Explanation from an expert may often assist courts in addressing such
The Administrative Expenses Act of 1949, 5 U.S.C. § 3109, and the
Court Interpreters Act, Pub.L. No. 95-539, § 5, 92 Stat. 2040, 2044
(1978), 28 U.S.C. § 602(c), provide an additional independent statutory
basis for the Court's authority to appoint an expert advisor.
The Administrative Expenses Act grants various departments and agencies
that constitute the executive branch the authority to procure the
temporary or intermittent services of experts or consultants. See
5 U.S.C. § 3109. Section 602(c) of the Court Interpreters Act
codifies the authority of the Director of the Administrative Office of
the U.S. Courts to employ experts and consultants authorized by
5 U.S.C. § 3109. See 28 U.S.C. § 602(c).

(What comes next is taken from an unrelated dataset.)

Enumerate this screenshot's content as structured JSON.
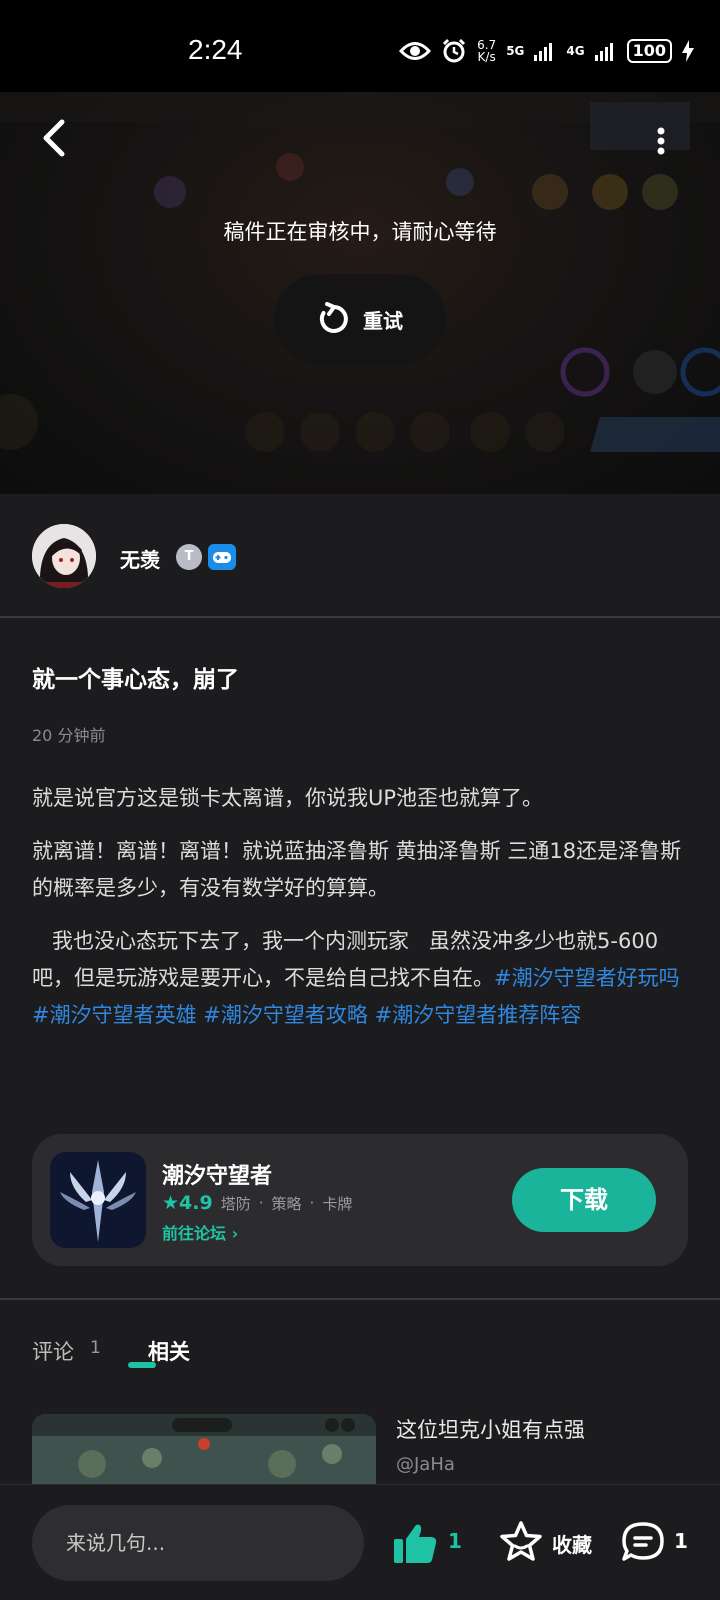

Section 602(d) provides
that "[t]he Director may delegate any of the Director's functions,
powers, duties, and authority . . . to such officers and employees of the
judicial branch of Government as the Director may designate . . . and may
authorize the successive redelegation of such functions, powers, duties,
and authority as the Director may deem desirable." Id. § 602(d).
Therefore, a federal judge possesses statutory authority to appoint an
expert when properly designated by the Director or by an officer or
employee duly empowered to so designate. In this case, permission has
been obtained from the Director's ...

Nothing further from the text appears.